🤖 AI Summary
RedAccessのセキュリティ研究者Dor Zvi氏と彼が共同創業した企業が作成した数千ものAI開発ツールを使用したvibe-codedウェブアプリケーションを分析した結果、5,000を超えるアプリケーションにほぼ何らのセキュリティも設けられていないことがわかりました。これらのアプリケーションの大半はURLを入力するだけで誰でもアクセスでき、一部には単純なメールアドレスでのログインが必要でした。
Zvi氏によると、約40%のアプリケーションが機密情報を露出しており、医療情報、金融データ、企業プレゼンテーションや戦略ドキュメント、顧客とのチャットログなどが含まれます。これらのvibe-codedアプリケーションは、組織が実際には世界中の誰にも非公開情報を漏洩させているとZvi氏は指摘しています。
RedAccessはGoogleやBingを使ってAI企業のドメイン名を検索することで、数千もの脆弱性のあるウェブアプリケーションを発見しました。これらのアプリケーションの中には、医療機関の勤務管理、企業の広告購入情報、企業戦略プレゼンテーションなど、重要な情報を含むものも多数ありました。
また、一部のアプリは管理者権限を与えられることもあり、Lovableを使用した一部のアプリではバンク・オブ・アメリカやコストコなどの大手企業を模倣したフィッシングサイトが存在していたと報告されています。
An anonymous reader quotes a report from Wired: Security researcher Dor Zvi and his team at the cybersecurity firm he cofounded, RedAccess, analyzed thousands of vibe-coded web applications created using the AI software development tools Lovable, Replit, Base44, and Netlify and found more than 5,000 of them that had virtually no security or authentication of any kind. Many of these web apps allowed anyone who merely finds their web URL to access the apps and their data. Others had only trivial barriers to that access, such as requiring that a visitor sign in with any email address. Around 40 percent of the apps exposed sensitive data, Zvi says, including medical information, financial data, corporate presentations, and strategy documents, as well as detailed logs of customer conversations with chatbots.
"The end result is that organizations are actually leaking private data through vibe-coding applications," says Zvi. "This is one of the biggest events ever where people are exposing corporate or other sensitive information to anyone in the world." Zvi says RedAccess' scouring for vulnerable web apps was surprisingly easy. Lovable, Replit, Base44, and Netlify all allow users to host their web apps on those AI companies' own domains, rather than the users'. So the researchers used straightforward Google and Bing searches for those AI companies' domains combined with other search terms to identify thousands of apps that had been vibe coded with the companies' tools.
Of the 5,000 AI-coded apps that Zvi says were left publicly accessible to anyone who simply typed their URLs into a browser, he found close to 2,000 that, upon closer inspection, seemed to reveal private data: Screenshots of web apps he shared with WIRED -- several of which WIRED verified were still online and exposed -- showed what appeared to be a hospital's work assignments with the personally identifiable information of doctors, a company's detailed ad purchasing information, what appeared to be another firm's go-to-market strategy presentation, a retailer's full logs of its chatbot's conversations with customers, including the customers' full names and contact information, a shipping firm's cargo records, and assorted sales and financial records from a variety of other companies.
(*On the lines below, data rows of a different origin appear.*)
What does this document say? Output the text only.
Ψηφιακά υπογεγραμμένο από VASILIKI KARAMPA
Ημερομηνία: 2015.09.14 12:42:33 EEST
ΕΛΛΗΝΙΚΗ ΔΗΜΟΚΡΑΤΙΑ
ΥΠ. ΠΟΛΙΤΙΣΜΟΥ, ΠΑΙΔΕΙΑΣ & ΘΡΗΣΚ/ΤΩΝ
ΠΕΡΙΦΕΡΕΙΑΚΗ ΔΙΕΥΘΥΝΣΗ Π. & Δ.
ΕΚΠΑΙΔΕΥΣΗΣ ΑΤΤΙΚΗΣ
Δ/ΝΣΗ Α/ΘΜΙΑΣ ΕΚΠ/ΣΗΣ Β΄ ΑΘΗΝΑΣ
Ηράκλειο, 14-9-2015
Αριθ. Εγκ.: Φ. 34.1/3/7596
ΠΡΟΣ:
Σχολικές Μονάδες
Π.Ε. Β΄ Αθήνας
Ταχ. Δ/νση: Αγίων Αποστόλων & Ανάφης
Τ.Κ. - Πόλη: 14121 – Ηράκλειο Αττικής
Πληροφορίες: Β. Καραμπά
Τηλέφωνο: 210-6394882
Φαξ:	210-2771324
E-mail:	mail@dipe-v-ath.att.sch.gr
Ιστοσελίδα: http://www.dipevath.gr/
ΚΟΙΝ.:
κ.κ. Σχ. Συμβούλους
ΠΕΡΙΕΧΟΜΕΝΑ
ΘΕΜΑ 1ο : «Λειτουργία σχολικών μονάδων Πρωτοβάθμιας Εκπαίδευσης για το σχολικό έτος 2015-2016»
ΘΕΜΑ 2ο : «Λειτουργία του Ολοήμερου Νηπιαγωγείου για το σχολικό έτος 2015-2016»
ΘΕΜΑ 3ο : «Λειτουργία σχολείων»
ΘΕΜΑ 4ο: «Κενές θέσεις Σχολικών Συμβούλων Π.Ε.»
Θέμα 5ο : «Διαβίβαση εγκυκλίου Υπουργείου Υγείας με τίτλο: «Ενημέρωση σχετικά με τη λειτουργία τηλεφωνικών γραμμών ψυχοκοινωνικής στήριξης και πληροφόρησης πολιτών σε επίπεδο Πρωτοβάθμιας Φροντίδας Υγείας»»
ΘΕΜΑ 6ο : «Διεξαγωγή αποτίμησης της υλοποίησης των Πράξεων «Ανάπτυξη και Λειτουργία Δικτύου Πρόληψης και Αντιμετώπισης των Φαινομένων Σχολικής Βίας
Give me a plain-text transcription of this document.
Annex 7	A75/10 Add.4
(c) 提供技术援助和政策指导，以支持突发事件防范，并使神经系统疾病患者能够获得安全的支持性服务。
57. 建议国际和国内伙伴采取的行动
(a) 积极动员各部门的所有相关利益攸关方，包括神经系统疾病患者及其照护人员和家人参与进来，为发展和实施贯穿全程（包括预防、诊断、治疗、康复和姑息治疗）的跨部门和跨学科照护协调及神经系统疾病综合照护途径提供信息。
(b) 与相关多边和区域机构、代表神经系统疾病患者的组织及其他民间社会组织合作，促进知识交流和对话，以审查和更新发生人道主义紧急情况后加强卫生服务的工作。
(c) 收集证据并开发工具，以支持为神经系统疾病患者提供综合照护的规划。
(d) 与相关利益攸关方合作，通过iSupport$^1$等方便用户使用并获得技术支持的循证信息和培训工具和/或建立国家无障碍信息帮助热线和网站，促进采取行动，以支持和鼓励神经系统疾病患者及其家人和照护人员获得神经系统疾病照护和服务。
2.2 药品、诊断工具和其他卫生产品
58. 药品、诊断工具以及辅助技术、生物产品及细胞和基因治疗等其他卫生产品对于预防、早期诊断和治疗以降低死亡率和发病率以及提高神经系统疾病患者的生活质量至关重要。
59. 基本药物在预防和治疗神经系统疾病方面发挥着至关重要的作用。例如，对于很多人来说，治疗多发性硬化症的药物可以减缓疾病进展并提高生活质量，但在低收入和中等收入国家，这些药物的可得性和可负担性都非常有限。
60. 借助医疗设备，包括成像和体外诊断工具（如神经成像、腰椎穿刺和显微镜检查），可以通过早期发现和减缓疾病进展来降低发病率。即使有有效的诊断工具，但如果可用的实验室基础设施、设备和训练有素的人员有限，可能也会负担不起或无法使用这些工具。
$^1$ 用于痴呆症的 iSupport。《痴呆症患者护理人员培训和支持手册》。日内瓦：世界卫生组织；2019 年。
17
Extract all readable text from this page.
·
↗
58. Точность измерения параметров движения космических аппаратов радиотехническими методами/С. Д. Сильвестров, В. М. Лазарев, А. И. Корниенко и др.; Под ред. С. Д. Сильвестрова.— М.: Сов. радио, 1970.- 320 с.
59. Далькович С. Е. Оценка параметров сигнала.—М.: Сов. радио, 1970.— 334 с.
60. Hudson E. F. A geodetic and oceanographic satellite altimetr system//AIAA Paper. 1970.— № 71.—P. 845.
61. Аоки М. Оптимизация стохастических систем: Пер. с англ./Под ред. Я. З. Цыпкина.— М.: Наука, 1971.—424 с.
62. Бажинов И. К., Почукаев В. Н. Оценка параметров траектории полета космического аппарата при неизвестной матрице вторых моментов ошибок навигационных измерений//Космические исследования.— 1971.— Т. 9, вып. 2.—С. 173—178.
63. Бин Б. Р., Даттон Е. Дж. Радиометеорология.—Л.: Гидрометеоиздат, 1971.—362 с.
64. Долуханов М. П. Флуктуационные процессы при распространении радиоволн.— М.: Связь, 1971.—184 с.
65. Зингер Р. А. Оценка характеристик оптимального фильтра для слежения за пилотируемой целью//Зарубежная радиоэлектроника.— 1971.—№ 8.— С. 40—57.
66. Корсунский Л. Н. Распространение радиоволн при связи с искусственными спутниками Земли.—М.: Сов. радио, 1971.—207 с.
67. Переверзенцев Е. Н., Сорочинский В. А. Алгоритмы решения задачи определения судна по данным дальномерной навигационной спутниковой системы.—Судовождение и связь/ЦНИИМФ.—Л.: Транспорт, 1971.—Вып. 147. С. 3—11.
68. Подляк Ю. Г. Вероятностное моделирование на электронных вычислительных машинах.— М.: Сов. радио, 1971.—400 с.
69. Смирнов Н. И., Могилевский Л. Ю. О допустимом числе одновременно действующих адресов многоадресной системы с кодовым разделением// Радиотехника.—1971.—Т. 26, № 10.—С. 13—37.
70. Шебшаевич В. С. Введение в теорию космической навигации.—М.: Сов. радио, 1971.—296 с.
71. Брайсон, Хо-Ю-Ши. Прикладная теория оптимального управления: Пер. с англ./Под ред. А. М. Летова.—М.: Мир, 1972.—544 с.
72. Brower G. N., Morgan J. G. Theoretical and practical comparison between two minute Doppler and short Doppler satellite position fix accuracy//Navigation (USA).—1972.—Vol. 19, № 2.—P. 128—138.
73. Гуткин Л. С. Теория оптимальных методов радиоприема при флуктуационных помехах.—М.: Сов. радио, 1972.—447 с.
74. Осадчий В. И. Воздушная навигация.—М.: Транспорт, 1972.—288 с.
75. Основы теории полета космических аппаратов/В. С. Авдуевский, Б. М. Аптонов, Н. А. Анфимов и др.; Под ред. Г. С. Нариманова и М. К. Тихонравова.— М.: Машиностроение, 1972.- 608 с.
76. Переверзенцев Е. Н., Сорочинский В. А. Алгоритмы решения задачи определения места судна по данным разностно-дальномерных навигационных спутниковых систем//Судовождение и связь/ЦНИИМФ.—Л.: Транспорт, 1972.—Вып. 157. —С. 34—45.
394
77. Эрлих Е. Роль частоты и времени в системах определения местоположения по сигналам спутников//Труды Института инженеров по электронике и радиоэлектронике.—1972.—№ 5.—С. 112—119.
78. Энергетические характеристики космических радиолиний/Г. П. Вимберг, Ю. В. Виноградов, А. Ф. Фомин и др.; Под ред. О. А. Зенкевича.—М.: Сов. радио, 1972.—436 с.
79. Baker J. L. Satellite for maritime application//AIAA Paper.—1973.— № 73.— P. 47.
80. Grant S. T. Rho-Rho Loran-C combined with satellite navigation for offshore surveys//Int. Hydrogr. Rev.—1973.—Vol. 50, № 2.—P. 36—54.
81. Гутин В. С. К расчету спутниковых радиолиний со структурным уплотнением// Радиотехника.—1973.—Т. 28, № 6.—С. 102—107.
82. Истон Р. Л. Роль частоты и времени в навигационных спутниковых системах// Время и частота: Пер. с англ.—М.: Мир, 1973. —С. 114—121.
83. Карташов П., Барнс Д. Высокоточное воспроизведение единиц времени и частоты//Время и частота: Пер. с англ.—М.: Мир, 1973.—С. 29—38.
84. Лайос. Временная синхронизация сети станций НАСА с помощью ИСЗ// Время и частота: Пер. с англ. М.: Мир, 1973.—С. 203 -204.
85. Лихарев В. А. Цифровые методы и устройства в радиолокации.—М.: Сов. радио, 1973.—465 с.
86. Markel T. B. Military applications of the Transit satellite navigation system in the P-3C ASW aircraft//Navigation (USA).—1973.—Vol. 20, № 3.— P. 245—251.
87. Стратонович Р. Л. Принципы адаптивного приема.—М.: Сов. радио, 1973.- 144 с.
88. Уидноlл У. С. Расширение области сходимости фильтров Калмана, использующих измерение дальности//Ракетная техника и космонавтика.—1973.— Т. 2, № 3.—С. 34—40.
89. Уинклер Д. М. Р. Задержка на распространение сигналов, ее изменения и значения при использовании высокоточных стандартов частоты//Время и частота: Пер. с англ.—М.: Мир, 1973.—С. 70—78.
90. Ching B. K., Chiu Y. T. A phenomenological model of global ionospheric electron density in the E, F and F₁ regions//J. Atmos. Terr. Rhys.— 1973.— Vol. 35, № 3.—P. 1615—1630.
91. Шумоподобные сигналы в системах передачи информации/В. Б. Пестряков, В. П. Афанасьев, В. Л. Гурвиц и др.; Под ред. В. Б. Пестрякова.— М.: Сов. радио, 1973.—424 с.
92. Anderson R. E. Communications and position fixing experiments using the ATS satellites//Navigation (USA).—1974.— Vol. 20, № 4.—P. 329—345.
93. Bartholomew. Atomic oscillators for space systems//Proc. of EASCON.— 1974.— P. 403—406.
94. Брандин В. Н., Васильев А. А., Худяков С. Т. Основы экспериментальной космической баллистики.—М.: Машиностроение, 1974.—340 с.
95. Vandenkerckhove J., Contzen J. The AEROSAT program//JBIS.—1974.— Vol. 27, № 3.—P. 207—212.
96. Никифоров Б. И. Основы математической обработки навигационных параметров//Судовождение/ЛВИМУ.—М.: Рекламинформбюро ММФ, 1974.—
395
In some cases, Zvi says, he found that the exposed apps would have allowed him to gain administrative privileges over systems and even remove other administrators. In the case of Lovable, Zvi says he also found numerous examples of phishing sites that impersonated major corporations, including Bank of America, Costco, FedEx, Trader Joe's, and McDonald's, that appeared to have been created with the AI coding tool and hosted on Lovable's domain. "Anyone from your company at any moment can generate an app, and this is not going through any development cycle or any security check," Zvi says. "People can just start using it in production without asking anyone. And they do."